季節の変わり目、愛猫の毛がよく抜ける よく観察したら…見えた世界
漫画家の迷子さんによる描き下ろしエッセイ『妄想猫観察』。かわいい愛猫は、毛もかわいい……季節の変わり目は毛がよく抜け、飼い主の妄想がはかどります。
かわいい猫の、毛もかわいい
猫をブラッシングする。そんな必要も無いほどきちんと自ら毛繕いをして毛並みを整える猫であるが、この人間は猫のブラッシングをしたいのだ。諦めていただこう。ちょうど季節の変わり目で、よく毛の抜ける時期だということもあるし。仕方ない仕方ない。
猫の毛をまじまじ見ると、人間の体毛とは根本的な違いがある。一つの毛根から5本も6本も毛が生えているのだ。とても細い柔らかなぱやぱやした毛がファッと広がり生えている。柳の種に似ている。たまに風に乗ってふわふわ目の前を通り過ぎる、ケサランパサランっぽいあれだ。
ふと思い立ち、顕微鏡を引っ張り出し、猫の毛をプレパラートに乗せてみた。可愛い生き物の毛は拡大しても可愛かろう、見たい、という至極当然の発想である。

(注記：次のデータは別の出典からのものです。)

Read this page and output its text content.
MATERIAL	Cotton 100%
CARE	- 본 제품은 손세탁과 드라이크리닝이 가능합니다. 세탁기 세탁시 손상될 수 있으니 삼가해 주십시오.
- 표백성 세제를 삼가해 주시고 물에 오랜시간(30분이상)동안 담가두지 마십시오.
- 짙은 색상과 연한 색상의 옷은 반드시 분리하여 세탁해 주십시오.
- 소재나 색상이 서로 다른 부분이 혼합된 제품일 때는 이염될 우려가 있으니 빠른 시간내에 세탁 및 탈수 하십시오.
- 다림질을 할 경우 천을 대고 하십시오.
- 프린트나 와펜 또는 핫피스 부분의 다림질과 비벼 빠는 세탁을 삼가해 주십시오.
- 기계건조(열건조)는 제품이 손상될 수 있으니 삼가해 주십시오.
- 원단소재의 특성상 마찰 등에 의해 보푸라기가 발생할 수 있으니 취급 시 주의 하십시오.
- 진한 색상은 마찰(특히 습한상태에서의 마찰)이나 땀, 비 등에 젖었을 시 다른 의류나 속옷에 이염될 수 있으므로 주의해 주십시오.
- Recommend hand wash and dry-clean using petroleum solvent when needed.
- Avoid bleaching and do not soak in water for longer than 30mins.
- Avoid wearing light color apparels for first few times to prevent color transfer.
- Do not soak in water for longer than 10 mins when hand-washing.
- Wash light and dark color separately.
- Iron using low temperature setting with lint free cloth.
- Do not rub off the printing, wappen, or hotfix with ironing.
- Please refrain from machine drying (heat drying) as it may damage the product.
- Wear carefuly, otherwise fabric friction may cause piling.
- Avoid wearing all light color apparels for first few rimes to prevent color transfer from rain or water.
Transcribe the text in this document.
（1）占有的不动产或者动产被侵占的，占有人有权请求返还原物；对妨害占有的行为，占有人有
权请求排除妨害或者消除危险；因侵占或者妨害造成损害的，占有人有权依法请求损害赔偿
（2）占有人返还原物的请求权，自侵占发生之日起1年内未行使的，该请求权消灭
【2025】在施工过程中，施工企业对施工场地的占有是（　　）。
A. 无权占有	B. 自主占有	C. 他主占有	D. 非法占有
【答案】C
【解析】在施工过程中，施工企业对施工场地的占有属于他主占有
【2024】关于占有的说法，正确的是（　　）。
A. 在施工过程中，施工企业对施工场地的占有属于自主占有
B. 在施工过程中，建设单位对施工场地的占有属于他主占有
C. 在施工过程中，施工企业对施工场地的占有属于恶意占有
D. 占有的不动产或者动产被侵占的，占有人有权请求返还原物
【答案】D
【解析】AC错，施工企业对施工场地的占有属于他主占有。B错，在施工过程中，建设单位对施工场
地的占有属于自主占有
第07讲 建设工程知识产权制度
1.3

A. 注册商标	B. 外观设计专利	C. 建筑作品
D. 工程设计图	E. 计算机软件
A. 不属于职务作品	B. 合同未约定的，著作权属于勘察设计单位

果たしてそこには、小さい猫っぽい生物の世界が広がっていた。小さいかれらは一つ一つの細胞を家として生活しており、毛根の流れに沿って存在している。もたもたと移動し、分裂したり伸びたり結合したり縮んだりしている。面白いことに、彼らはどうやら母船から切り離された事に気が付いているらしい。風呂敷を背負ったり旅行鞄をもったり、引っ越しの準備をしている。準備のできた個体から、こちらに手を振ったり小さな帽子を振ったりして挨拶してくれる。そうして視界上からのろのろと消えていくのだ。幾千の彼らと別れの挨拶を交わし、気が付けば顕微鏡には拡大された毛のみが映っている。
一抹の寂しさ。猫はのんびりと毛繕いをしている。